А Комбат не хотел ни с кем делиться своим горем, не хотел никому рассказывать о своих страданиях и о том, что с ним приключилось. Зачем? У каждого своя жизнь, каждый несет свою боль и свой крест. И Комбат решил, что будет нести свой крест в одиночку и без посторонней помощи. Если сможет, значит, останется жить, значит, останется человеком. А если нет…

Вот об этом ему думать не хотелось, ведь и так время от времени всплывало лицо Валерия Грязнова, Комбат видел его губы и явственно слышал голос:

– Ты будешь бомжом, Рублев, будешь. Ты будешь ползать, ты станешь воровать, убивать ради дозы. Ты ради наркотиков пойдешь на все, на любое преступление. Ты даже близких не пощадишь, ты опустишься, вернее, я тебя опущу и выброшу где-нибудь в городе. Ты будешь воровать, как самый последний бродяга, для тебя не останется ничего святого – ни друзей, ни товарищей, ни родственников. У тебя сохранится только одна мысль – где достать дозу, достать и быстренько вколоть. Ты будешь жить от дозы до дозы – так, как живут все конченые, как живут все наркоманы.
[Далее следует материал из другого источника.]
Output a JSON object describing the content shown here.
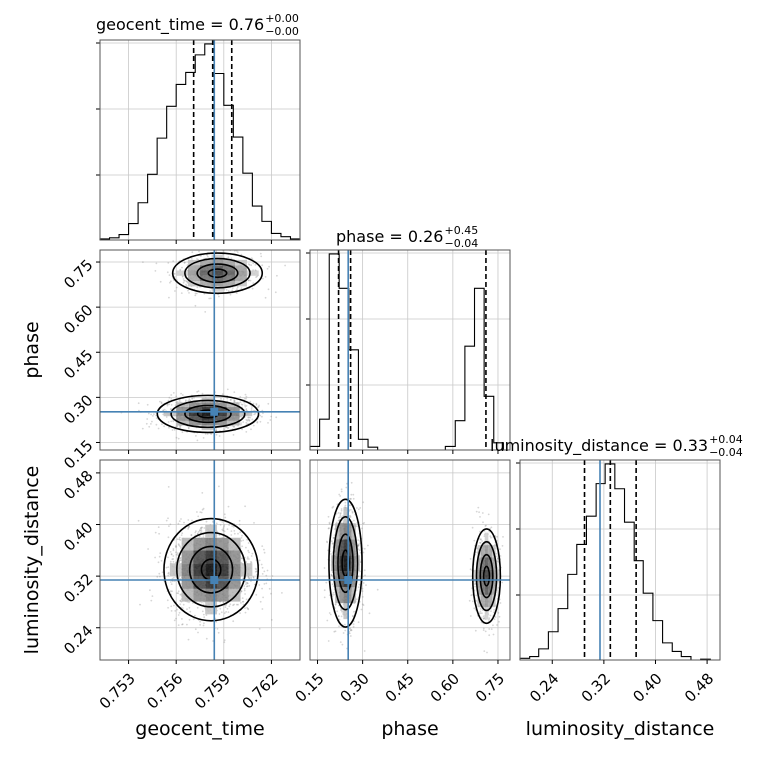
{
  "chart_data": {
    "type": "corner",
    "parameters": [
      "geocent_time",
      "phase",
      "luminosity_distance"
    ],
    "truth": {
      "geocent_time": 0.7584,
      "phase": 0.252,
      "luminosity_distance": 0.314
    },
    "titles": [
      {
        "name": "geocent_time",
        "text": "geocent_time = 0.76",
        "upper": "+0.00",
        "lower": "−0.00"
      },
      {
        "name": "phase",
        "text": "phase = 0.26",
        "upper": "+0.45",
        "lower": "−0.04"
      },
      {
        "name": "luminosity_distance",
        "text": "luminosity_distance = 0.33",
        "upper": "+0.04",
        "lower": "−0.04"
      }
    ],
    "axes": {
      "geocent_time": {
        "range": [
          0.7512,
          0.7638
        ],
        "ticks": [
          "0.753",
          "0.756",
          "0.759",
          "0.762"
        ],
        "tick_values": [
          0.753,
          0.756,
          0.759,
          0.762
        ]
      },
      "phase": {
        "range": [
          0.125,
          0.79
        ],
        "ticks": [
          "0.15",
          "0.30",
          "0.45",
          "0.60",
          "0.75"
        ],
        "tick_values": [
          0.15,
          0.3,
          0.45,
          0.6,
          0.75
        ]
      },
      "luminosity_distance": {
        "range": [
          0.19,
          0.5
        ],
        "ticks": [
          "0.24",
          "0.32",
          "0.40",
          "0.48"
        ],
        "tick_values": [
          0.24,
          0.32,
          0.4,
          0.48
        ]
      }
    },
    "histograms": {
      "geocent_time": {
        "bin_edges": [
          0.7512,
          0.7518,
          0.7524,
          0.753,
          0.7536,
          0.7542,
          0.7548,
          0.7554,
          0.756,
          0.7566,
          0.7572,
          0.7578,
          0.7584,
          0.759,
          0.7596,
          0.7602,
          0.7608,
          0.7614,
          0.762,
          0.7626,
          0.7632,
          0.7638
        ],
        "counts": [
          1,
          2,
          5,
          15,
          34,
          60,
          93,
          122,
          142,
          153,
          169,
          179,
          152,
          123,
          94,
          61,
          31,
          17,
          6,
          3,
          1
        ],
        "quantiles": [
          0.7571,
          0.7583,
          0.7595
        ]
      },
      "phase": {
        "bin_edges": [
          0.125,
          0.157,
          0.189,
          0.222,
          0.254,
          0.286,
          0.318,
          0.35,
          0.382,
          0.415,
          0.447,
          0.479,
          0.511,
          0.543,
          0.575,
          0.608,
          0.64,
          0.672,
          0.704,
          0.736,
          0.768,
          0.79
        ],
        "counts": [
          5,
          43,
          274,
          226,
          140,
          15,
          4,
          0,
          0,
          0,
          0,
          0,
          0,
          0,
          5,
          41,
          145,
          226,
          75,
          10,
          0
        ],
        "quantiles": [
          0.22,
          0.26,
          0.71
        ]
      },
      "luminosity_distance": {
        "bin_edges": [
          0.19,
          0.205,
          0.219,
          0.234,
          0.249,
          0.264,
          0.278,
          0.293,
          0.308,
          0.322,
          0.337,
          0.352,
          0.367,
          0.381,
          0.396,
          0.411,
          0.426,
          0.44,
          0.455,
          0.47,
          0.485,
          0.5
        ],
        "counts": [
          2,
          4,
          13,
          33,
          60,
          100,
          135,
          168,
          206,
          229,
          200,
          161,
          116,
          78,
          46,
          20,
          10,
          4,
          0,
          1,
          0
        ],
        "quantiles": [
          0.29,
          0.33,
          0.37
        ]
      }
    },
    "pairs": [
      {
        "x": "geocent_time",
        "y": "phase",
        "modes": [
          {
            "cx": 0.7586,
            "cy": 0.713,
            "sx": 0.00135,
            "sy": 0.032,
            "w": 0.4
          },
          {
            "cx": 0.758,
            "cy": 0.245,
            "sx": 0.00145,
            "sy": 0.028,
            "w": 0.6
          }
        ]
      },
      {
        "x": "geocent_time",
        "y": "luminosity_distance",
        "modes": [
          {
            "cx": 0.7582,
            "cy": 0.33,
            "sx": 0.00135,
            "sy": 0.036,
            "w": 1.0
          }
        ]
      },
      {
        "x": "phase",
        "y": "luminosity_distance",
        "modes": [
          {
            "cx": 0.243,
            "cy": 0.34,
            "sx": 0.025,
            "sy": 0.045,
            "w": 0.6
          },
          {
            "cx": 0.712,
            "cy": 0.32,
            "sx": 0.022,
            "sy": 0.035,
            "w": 0.4
          }
        ]
      }
    ],
    "grid": true
  }
}
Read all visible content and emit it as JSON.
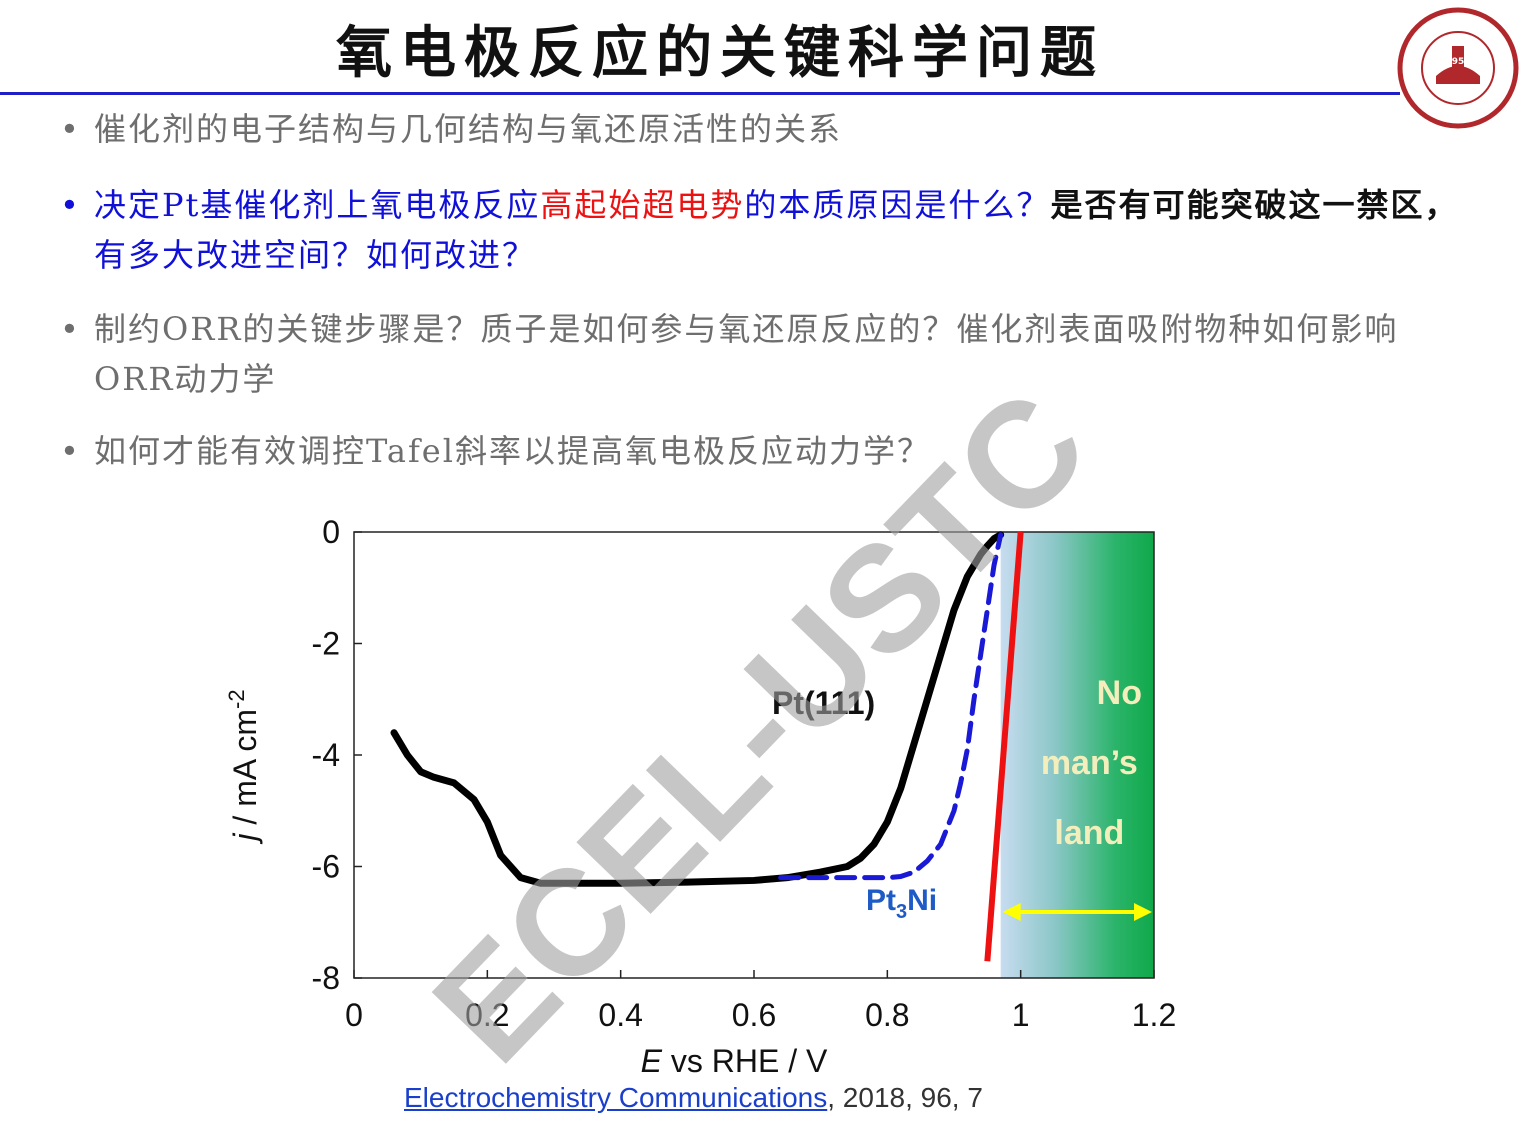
{
  "title": "氧电极反应的关键科学问题",
  "logo": {
    "year": "1958",
    "name": "University of Science and Technology of China"
  },
  "bullets": [
    {
      "parts": [
        {
          "text": "催化剂的电子结构与几何结构与氧还原活性的关系",
          "style": "gray"
        }
      ]
    },
    {
      "parts": [
        {
          "text": "决定Pt基催化剂上氧电极反应",
          "style": "blue"
        },
        {
          "text": "高起始超电势",
          "style": "red"
        },
        {
          "text": "的本质原因是什么？",
          "style": "blue"
        },
        {
          "text": "是否有可能突破这一禁区，",
          "style": "black"
        },
        {
          "text": "有多大改进空间？如何改进？",
          "style": "blue"
        }
      ]
    },
    {
      "parts": [
        {
          "text": "制约ORR的关键步骤是？质子是如何参与氧还原反应的？催化剂表面吸附物种如何影响ORR动力学",
          "style": "gray"
        }
      ]
    },
    {
      "parts": [
        {
          "text": "如何才能有效调控Tafel斜率以提高氧电极反应动力学？",
          "style": "gray"
        }
      ]
    }
  ],
  "watermark": "ECEL-USTC",
  "citation": {
    "journal": "Electrochemistry Communications",
    "rest": ", 2018, 96, 7"
  },
  "chart_data": {
    "type": "line",
    "xlabel_italic": "E",
    "xlabel_rest": " vs RHE / V",
    "ylabel_italic": "j",
    "ylabel_rest": " / mA cm",
    "ylabel_sup": "-2",
    "xlim": [
      0,
      1.2
    ],
    "ylim": [
      -8,
      0
    ],
    "xticks": [
      "0",
      "0.2",
      "0.4",
      "0.6",
      "0.8",
      "1",
      "1.2"
    ],
    "yticks": [
      "0",
      "-2",
      "-4",
      "-6",
      "-8"
    ],
    "series": [
      {
        "name": "Pt(111)",
        "color": "#000000",
        "style": "solid-thick",
        "x": [
          0.06,
          0.08,
          0.1,
          0.12,
          0.15,
          0.18,
          0.2,
          0.22,
          0.25,
          0.28,
          0.3,
          0.4,
          0.5,
          0.6,
          0.65,
          0.7,
          0.74,
          0.76,
          0.78,
          0.8,
          0.82,
          0.84,
          0.86,
          0.88,
          0.9,
          0.92,
          0.94,
          0.95,
          0.96,
          0.97
        ],
        "y": [
          -3.6,
          -4.0,
          -4.3,
          -4.4,
          -4.5,
          -4.8,
          -5.2,
          -5.8,
          -6.2,
          -6.3,
          -6.3,
          -6.3,
          -6.28,
          -6.25,
          -6.2,
          -6.1,
          -6.0,
          -5.85,
          -5.6,
          -5.2,
          -4.6,
          -3.8,
          -3.0,
          -2.2,
          -1.4,
          -0.8,
          -0.4,
          -0.25,
          -0.12,
          -0.05
        ]
      },
      {
        "name": "Pt3Ni",
        "label_main": "Pt",
        "label_sub": "3",
        "label_tail": "Ni",
        "color": "#1a1ad6",
        "style": "dashed",
        "x": [
          0.64,
          0.7,
          0.76,
          0.8,
          0.82,
          0.84,
          0.86,
          0.88,
          0.9,
          0.91,
          0.92,
          0.93,
          0.94,
          0.95,
          0.96,
          0.97
        ],
        "y": [
          -6.2,
          -6.2,
          -6.2,
          -6.2,
          -6.18,
          -6.1,
          -5.9,
          -5.6,
          -5.0,
          -4.5,
          -3.9,
          -3.0,
          -2.2,
          -1.4,
          -0.6,
          -0.05
        ]
      }
    ],
    "limit_line": {
      "color": "#ee1111",
      "x": [
        0.95,
        1.0
      ],
      "y": [
        -7.7,
        0.0
      ]
    },
    "no_mans_land": {
      "x_from": 0.97,
      "x_to": 1.22,
      "labels": [
        "No",
        "man’s",
        "land"
      ],
      "arrow_color": "#ffff00"
    }
  }
}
И жить для тебя труднее, чем быстрая смерть, жить для тебя уже не в радость, не в кайф. Наркотик – вот что станет твоей мечтой, целью, страстью!

Жуткий голос Грязнова звучал в ушах Комбата почти постоянно, и лишь бесконечным усилием воли Комбат мог заставить себя не слышать этот голос, предрекающий ему гибель.

– Суки! Суки! – шептал Комбат. – Ничего, ничего, мне еще пару дней простоять, пару ночей продержаться, и тогда я до тебя доберусь, Грязнов.

Но как добраться до Грязнова, где его логово – Комбат не знал. Единственное, что ему было известно, о чем он мог предполагать, так это то, что то странное подземелье, в которое его упрятал Грязное, находится не где-то далеко, не за Уральским хребтом, а неподалеку от Москвы. Иногда Комбат вытаскивал из кармана маленький серебряный медальон, раскрывал его и смотрел на фотографию Сережки Никитина.